A number of researchers are on the trail of transcription factors, for instance. In tobacco, abscisic acid has been shown 3 to increase the production of mRNA for two seed storage proteins while repressing the expression of isocitrate lyase mRNA. The response to abscisic acid appear to be modulated both developmentally and by exogenous sucrose and calcium. In other work, on the anthocyanin pigment synthesis pathway in maize, Vicki Chandler and colleagues at the University of Oregon have shown that regulation of pigment synthesis is dependent on the allelic composition at a particular locus4.
In order to improve both agronomic and grain quality traits in transgenic crops, however, it will be important to precisely control gene expression in both a tissue-specific and temporal manner.

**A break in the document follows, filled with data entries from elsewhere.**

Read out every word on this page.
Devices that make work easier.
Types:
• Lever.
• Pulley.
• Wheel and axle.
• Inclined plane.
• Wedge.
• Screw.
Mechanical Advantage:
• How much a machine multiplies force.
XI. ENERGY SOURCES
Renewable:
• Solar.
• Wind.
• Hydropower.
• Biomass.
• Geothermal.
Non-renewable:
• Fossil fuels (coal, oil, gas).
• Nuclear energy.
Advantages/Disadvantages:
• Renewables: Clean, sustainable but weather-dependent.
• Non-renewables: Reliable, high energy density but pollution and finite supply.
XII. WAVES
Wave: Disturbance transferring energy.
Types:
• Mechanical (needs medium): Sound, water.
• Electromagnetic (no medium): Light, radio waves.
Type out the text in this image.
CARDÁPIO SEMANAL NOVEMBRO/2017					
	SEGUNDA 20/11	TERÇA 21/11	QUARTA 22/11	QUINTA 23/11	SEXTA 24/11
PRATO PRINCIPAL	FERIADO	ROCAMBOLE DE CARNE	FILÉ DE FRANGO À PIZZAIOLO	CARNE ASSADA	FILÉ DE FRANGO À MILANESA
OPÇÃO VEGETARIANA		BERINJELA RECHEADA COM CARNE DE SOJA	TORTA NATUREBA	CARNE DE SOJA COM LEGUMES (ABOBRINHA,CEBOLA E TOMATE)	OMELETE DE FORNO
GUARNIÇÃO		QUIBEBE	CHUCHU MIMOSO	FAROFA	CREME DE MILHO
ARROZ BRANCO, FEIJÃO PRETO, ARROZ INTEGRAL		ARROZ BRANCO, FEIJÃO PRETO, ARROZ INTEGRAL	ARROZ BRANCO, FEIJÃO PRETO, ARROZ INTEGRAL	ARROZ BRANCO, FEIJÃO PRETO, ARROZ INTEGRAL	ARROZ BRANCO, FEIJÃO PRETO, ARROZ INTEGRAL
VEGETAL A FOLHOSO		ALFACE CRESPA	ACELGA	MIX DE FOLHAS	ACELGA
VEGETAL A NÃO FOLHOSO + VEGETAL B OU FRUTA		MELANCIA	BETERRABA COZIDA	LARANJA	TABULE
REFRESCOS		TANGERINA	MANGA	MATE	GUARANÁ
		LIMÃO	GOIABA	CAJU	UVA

Another phenomenon that continues to be the focus of several research programs, especially for high-level expression of transgenes, is the influence of scaffold- or matrixattachment regions (SAR, MAR)5,6. These regions of DNA are thought to be of fundamental importance for the organization of nuclear material and for the regulation of gene expression. When flanked with a SAR from tobacco, for instance, the expression per copy of a beta-glucuronidase reporter gene was almost 140-fold higher than a control with no SAR6. SARs are one possible response to reduce homology-dependent gene silencing mechanisms, a phenomenon apparent when multiple copies of a transgene are present. However, they are less effective with large numbers of a given transgene. In this regard, improved knowledge of antisense7 and of cosuppression mechanisms that plants have evolved to combat transposable elements or virus infections8 would aid in improving the efficiency of expression. Site-specific recombination systems such as Cre-lox9 and chemically regulated promoters10 are being used to study the control and timing of specific gene expression in detail. Genetic variation The palette of the molecular plant breeders is, of course, now much broader than it was traditionally. Bacterial genes for herbicide
tolerance and Bacillus thuringiensis insecticidal proteins have already been used in genetically engineered crops widely grown in North America and elsewhere. Bacterial enzymes have also been used to increase the lysine content of experimental crops: dihydropicolinic acid synthase encoded by a gene from a Corynebacterium species and an aspartokinase gene from E. coli expressed in the seeds of canola and soybean increased the seed lysine content around two- to fivefold11. The comparable plant enzymes are subject to lysine feedback inhibition whereas the bacterial enzymes are not. Non-crop plants and insects will also provide abundant sources of genes for the development of novel crops. So, too, will animals and humansparticularly in the production of pharming crops. Furthermore, in vitro mechanisms of molecular evolution promise to generate genes encoding entirely novel proteins, albeit based solidly on natures original designs. Thus, DNA shuffling has been used to develop a version of the green fluorescent protein that has over 40-fold higher fluorescence than the wild-type protein12. Another source of variability will be shuffling of the modular enzymatic units within multifunctional enzyme complexes. A group at KOSAN Biosciences (Burlingame, CA) and Stanford University (Stanford, CA), for instance, has shown that the substrate specificity of polyketide synthases is influenced by a small hypervariable region in one enzyme module. They suggest this region could be manipulated by combinatorial mutagenesis to produce novel enzyme specificities, thereby providing a means for synthesizing new types of polyketides. In taking crop improvement forward over the next decade or so, researchers will have to capture and correlate the vast amounts of information stemming from studies of plant genomes, expression patterns, and the physiology of whole plants. To harness this new knowledge in novel crops, they will need efficient methods, not only for transforming crops, but also for analyzing the outcomes of transformation at an early stage.